SNAC-Pack addresses a critical gap in neural architecture search by moving beyond accuracy-only optimization toward hardware-constrained design. Traditional NAS methods rely on proxy metrics like bit operations that poorly predict actual FPGA resource consumption—lookup tables, DSPs, flip-flops, BRAM, and latency. This framework bridges that gap through a hardware surrogate model that estimates resource costs without expensive synthesis, enabling parallel multi-objective optimization across compute nodes. The approach combines Optuna and NSGA-II for global search with a local refinement stage applying quantization-aware training and iterative pruning, ultimately synthesizing to FPGA firmware via hls4ml. The framework's practical impact is demonstrated through significant design cycle reduction: qubit readout optimization compressed months of manual tuning into hours of automated search while discovering architectures that match or exceed baseline performance. This democratizes hardware-aware ML for specialized domains like particle physics and quantum computing, where FPGA deployment is critical but design expertise is scarce. The open-source availability with YAML configuration and optional agentic interfaces removes barriers to adoption for researchers without deep hardware optimization knowledge. The work reflects broader industry trends toward co-design methodologies that treat hardware constraints as first-class optimization objectives rather than afterthoughts. For organizations deploying edge ML on resource-constrained devices, this toolkit offers measurable efficiency gains and accelerated time-to-deployment.

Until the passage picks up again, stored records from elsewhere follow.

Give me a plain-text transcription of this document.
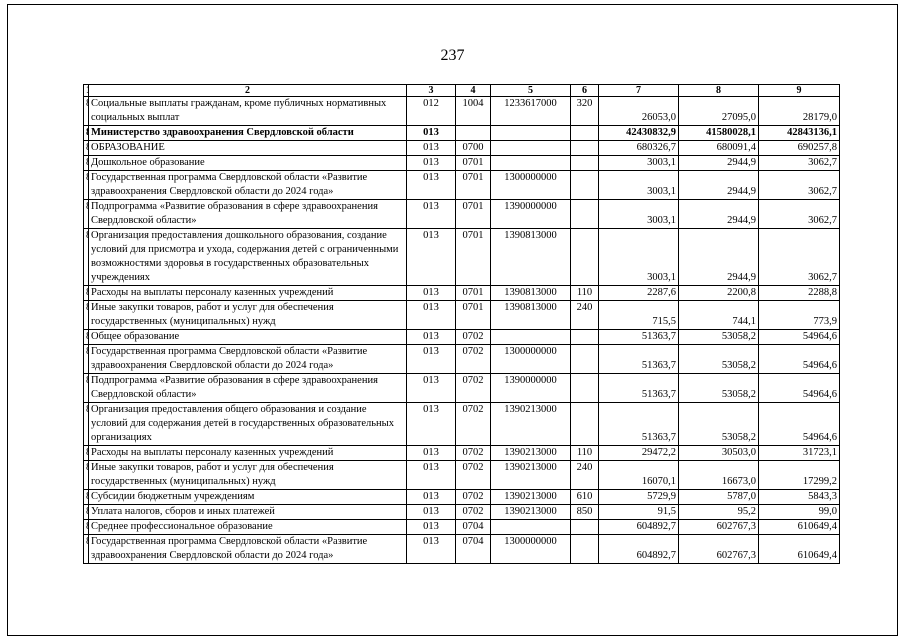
237
	2	3	4	5	6	7	8	9
	Социальные выплаты гражданам, кроме публичных нормативных социальных выплат	012	1004	1233617000	320	26053,0	27095,0	28179,0
	Министерство здравоохранения Свердловской области	013				42430832,9	41580028,1	42843136,1
	ОБРАЗОВАНИЕ	013	0700			680326,7	680091,4	690257,8
	Дошкольное образование	013	0701			3003,1	2944,9	3062,7
	Государственная программа Свердловской области «Развитие здравоохранения Свердловской области до 2024 года»	013	0701	1300000000		3003,1	2944,9	3062,7
	Подпрограмма «Развитие образования в сфере здравоохранения Свердловской области»	013	0701	1390000000		3003,1	2944,9	3062,7
	Организация предоставления дошкольного образования, создание условий для присмотра и ухода, содержания детей с ограниченными возможностями здоровья в государственных образовательных учреждениях	013	0701	1390813000		3003,1	2944,9	3062,7
	Расходы на выплаты персоналу казенных учреждений	013	0701	1390813000	110	2287,6	2200,8	2288,8
	Иные закупки товаров, работ и услуг для обеспечения государственных (муниципальных) нужд	013	0701	1390813000	240	715,5	744,1	773,9
	Общее образование	013	0702			51363,7	53058,2	54964,6
	Государственная программа Свердловской области «Развитие здравоохранения Свердловской области до 2024 года»	013	0702	1300000000		51363,7	53058,2	54964,6
	Подпрограмма «Развитие образования в сфере здравоохранения Свердловской области»	013	0702	1390000000		51363,7	53058,2	54964,6
	Организация предоставления общего образования и создание условий для содержания детей в государственных образовательных организациях	013	0702	1390213000		51363,7	53058,2	54964,6
	Расходы на выплаты персоналу казенных учреждений	013	0702	1390213000	110	29472,2	30503,0	31723,1
	Иные закупки товаров, работ и услуг для обеспечения государственных (муниципальных) нужд	013	0702	1390213000	240	16070,1	16673,0	17299,2
	Субсидии бюджетным учреждениям	013	0702	1390213000	610	5729,9	5787,0	5843,3
	Уплата налогов, сборов и иных платежей	013	0702	1390213000	850	91,5	95,2	99,0
	Среднее профессиональное образование	013	0704			604892,7	602767,3	610649,4
	Государственная программа Свердловской области «Развитие здравоохранения Свердловской области до 2024 года»	013	0704	1300000000		604892,7	602767,3	610649,4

- →Hardware surrogate models eliminate expensive synthesis costs while enabling accurate resource estimation during neural architecture search.
- →Multi-objective optimization discovers Pareto-optimal architectures balancing accuracy, FPGA utilization, and latency simultaneously.
- →Design cycle acceleration from months to hours demonstrates practical value for specialized applications like quantum computing and particle physics.
- →Open-source framework with YAML configuration removes implementation barriers for researchers without extensive hardware expertise.
- →Combined quantization-aware training and pruning during local search further compresses models for resource-constrained FPGA deployment.